Neil - In an existing fridge, you have the gas compressor, and the gas compressor absorbs heat from the interior of the fridge and it also emits heat from a hot exchanger at the back of the fridge. In a magnetic cooling system, it's somewhat different because our refrigerant isn't a gas or a liquid that's pumped around, our refrigerant is solid and so it sits inside our device. So in order to couple the refrigerant to the hot and cold exchanger, we use a liquid - but that liquid is nothing special, it's basically water. So in fact, with our magnetic solution, not only have we got rid of the often toxic gases that are used in gas compressors, we have a solid so it cannot leak and at the same time the liquid that we're using to move the heat around is a safe, nontoxic fluid like water.
Ben - So in terms of efficiency, you said the aim with this is to allow a new generation of extremely efficient fridges. How does it compare to what we've already got? How much bang for your buck do you get?

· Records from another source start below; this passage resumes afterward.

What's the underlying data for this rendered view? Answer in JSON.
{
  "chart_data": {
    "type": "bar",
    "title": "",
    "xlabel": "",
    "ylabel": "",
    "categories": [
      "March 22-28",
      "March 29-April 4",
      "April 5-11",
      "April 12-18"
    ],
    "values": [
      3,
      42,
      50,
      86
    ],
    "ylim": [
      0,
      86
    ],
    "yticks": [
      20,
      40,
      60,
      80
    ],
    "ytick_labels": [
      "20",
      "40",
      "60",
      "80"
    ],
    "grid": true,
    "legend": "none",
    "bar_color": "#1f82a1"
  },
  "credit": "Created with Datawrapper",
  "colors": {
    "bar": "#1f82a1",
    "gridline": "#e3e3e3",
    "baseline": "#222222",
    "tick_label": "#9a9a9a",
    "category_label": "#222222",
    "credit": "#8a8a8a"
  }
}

Neil - Roughly speaking, if you take a standard A-plus fridge using a gas compressor, and replace that gas compressor with our magnetic engine, you will double the efficiency of your fridge without having to make any other changes to the appliance. So it's a factor of two improvement.
Ben - What else can we refine to try and make this even better?
Neil - Well, the first area is we can improve the refrigerant materials. The lanthanum, iron, silicon, cobalt I talked about earlier, that's a very nice compound. However, down the road in the next 12 months, there will be a more powerful version of this material, and that will allow us to make the magnetic field smaller, so the device can be even smaller, even lighter, and cost less. The second thing that is key is to be able to run the machine faster. If you run the machine faster, you either create more cooling power or, again, require less material or less magnet. Those two factors combined will allow us to either make the solution for the domestic fridge that's expensive and increasingly competitive or alternatively, it will allows us to make bigger versions in terms of cooling power for the technology that might be applicable for supermarkets or for car air conditioning.